Unter dem Titel "Memories Can't Wait – Film without Film" widmen die 60. Internationalen Kurzfilmtage Oberhausen vom 1. bis 6. Mai 2014 ihr großes Themenprogramm Arbeiten für das Kino, die mit der traditionellen Seherfahrung im Kino spielen, zum Teil sogar ganz ohne Bewegtbildprojektion auskommen.
Was kann also im Kino passieren, wenn auf das Schlüsselelement des Kinoerlebnisses verzichtet wird – den Film selbst? Wenn die Leinwand leer bleibt, Erinnerungen heraufbeschworen oder "unmögliche Filme" präsentiert werden? Die Kurzfilmtage bringen in einem der bislang umfangreichsten Programme dieser Art über 30 selten gezeigte historische und neue Arbeiten ins Kino, die dieser Frage nachgehen. Kuratiert wird der Schwerpunkt von Mika Taanila, einem der wichtigsten zeitgenössischen Künstler Finnlands.

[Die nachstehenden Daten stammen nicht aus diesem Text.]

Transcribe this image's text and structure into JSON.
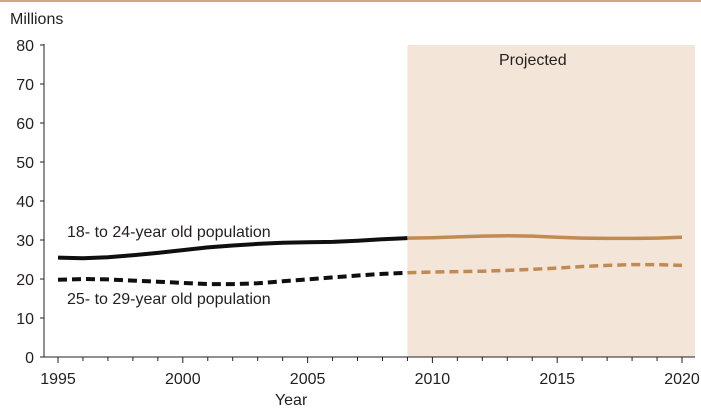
{
  "chart_data": {
    "type": "line",
    "yunit": "Millions",
    "xlabel": "Year",
    "ylabel": "",
    "xlim": [
      1995,
      2020
    ],
    "ylim": [
      0,
      80
    ],
    "xticks": [
      1995,
      2000,
      2005,
      2010,
      2015,
      2020
    ],
    "yticks": [
      0,
      10,
      20,
      30,
      40,
      50,
      60,
      70,
      80
    ],
    "grid": false,
    "projection": {
      "label": "Projected",
      "start": 2009,
      "end": 2020
    },
    "series": [
      {
        "name": "18- to 24-year old population",
        "style": "solid",
        "x": [
          1995,
          1996,
          1997,
          1998,
          1999,
          2000,
          2001,
          2002,
          2003,
          2004,
          2005,
          2006,
          2007,
          2008,
          2009,
          2010,
          2011,
          2012,
          2013,
          2014,
          2015,
          2016,
          2017,
          2018,
          2019,
          2020
        ],
        "values": [
          25.5,
          25.3,
          25.6,
          26.1,
          26.7,
          27.4,
          28.1,
          28.6,
          29.0,
          29.3,
          29.4,
          29.5,
          29.8,
          30.2,
          30.5,
          30.6,
          30.8,
          31.0,
          31.1,
          31.0,
          30.7,
          30.5,
          30.4,
          30.4,
          30.5,
          30.7
        ]
      },
      {
        "name": "25- to 29-year old population",
        "style": "dashed",
        "x": [
          1995,
          1996,
          1997,
          1998,
          1999,
          2000,
          2001,
          2002,
          2003,
          2004,
          2005,
          2006,
          2007,
          2008,
          2009,
          2010,
          2011,
          2012,
          2013,
          2014,
          2015,
          2016,
          2017,
          2018,
          2019,
          2020
        ],
        "values": [
          19.8,
          20.0,
          19.9,
          19.6,
          19.3,
          19.0,
          18.7,
          18.7,
          18.9,
          19.4,
          19.9,
          20.4,
          20.9,
          21.3,
          21.6,
          21.8,
          21.9,
          22.0,
          22.2,
          22.5,
          22.8,
          23.2,
          23.5,
          23.7,
          23.7,
          23.5
        ]
      }
    ],
    "colors": {
      "historical": "#0f0f0f",
      "projected": "#c18a55",
      "projection_band": "#f4e5d9",
      "top_rule": "#d4a67a",
      "axis": "#231f20"
    }
  }
}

Es gibt ein ganzes Subgenre faszinierender Filme, die schwer zu zeigen, schwierig zu programmieren und fast nie zu sehen sind: "Filme ohne Film". Manchmal existieren diese konzeptuellen Werke nur in Form vager Anweisungen, manchmal ähneln sie einer Performance, oft verlassen sie sich einfach auf die einfühlsame Partizipation oder Erinnerung des Publikums. Indem sie auf das Schlüsselelement des Kinoerlebnisses verzichten – den Film selbst –, schaffen sie ein üppiges visuelles Szenario, bei dem sich alles um unsere Erinnerungsrückprojektion dreht, darum, den Film für sich zu träumen und mit zu erschaffen. Lars Henrik Gass, Leiter der Kurzfilmtage: "In dem historischen Moment, wo das Kino als Kulturtechnik für die Auswertung von Film immer hinfälliger erscheint, wird das Kino hier als schöpferischer Ort erlebbar."
Memories Can't Wait – Film without Film thematisiert die besondere kulturelle und soziale Funktion des Kinos, als Ort und als Raum. Während der Film kommerziell mehr und mehr jenseits des Kinos ausgewertet wird, wollen die Kurzfilmtage das Kino als sinnlichen, sozialen, politischen und vor allem kollektiven Raum sichtbar und erlebbar machen, behaupten und neu entdecken. "In unserer von Mobilgeräten und einem leicht neurotischen privaten Online-Verhalten geprägten Zeit werden wir durch Film without Film die Möglichkeiten einer neuen Form der filmischen Freiheit erleben können: die Freude an einem partizipatorischen Kino", so Kurator Mika Taanila.
Mit Film without Film setzen die Kurzfilmtage ihre Untersuchung des Kinos fort, der sie eine Reihe von Themenprogrammen, von "Kinomuseum" (2007) bis zu "Flatness" (2013), gewidmet haben: Verschiebt sich die Rezeption von Bewegtbildern vom Kino in andere Räume wie das Internet oder das Museum? Ist Kino wirklich fürs Kino gedacht? Wie unterscheidet sich der individuelle Besuch einer Ausstellung von der kollektiven Erfahrung in einem Kinosaal?
Memories Can't Wait – Film without Film präsentiert sowohl historische Arbeiten als auch jüngere Werke von internationalen Künstlern sowie einige eigens zum Festival produzierte Arbeiten. Zu den ausgewählten Künstlern zählen Vuk Ćosić, Jean-Luc Godard, Julien Maire, Rachel Moore, Chris Petit, Luis Recoder & Sandra Gibson, William Raban, Walter Ruttmann, Hans Scheugl, Ernst Schmidt jr., Michael Snow, Pilvi Takala, Young-Hae Chang Heavy Industries und andere.
Das Programm wird unterstützt von der Kunststiftung NRW.
Der Kurator: Mika Taanila ist Künstler und Filmemacher und lebt in Helsinki. Er gilt als einer der wichtigsten zeitgenössischen Künstler Finnlands. Seine Arbeiten wurden auf großen internationalen Gruppenausstellungen wie der documenta 13, der Aichi Triennale, der 3. Berlin Biennale, der 6. Shanghai Biennale und der Manifesta 4 gezeigt sowie in Soloausstellungen u.a. im TENT, Rotterdam, im Contemporary Art Museum (CAM), St. Louis, im Migros Museum für Gegenwartskunst, Zürich, sowie im Kiasma, Helsinki. Seine Arbeiten wurden überdies regelmäßig bei den Kurzfilmtagen gezeigt.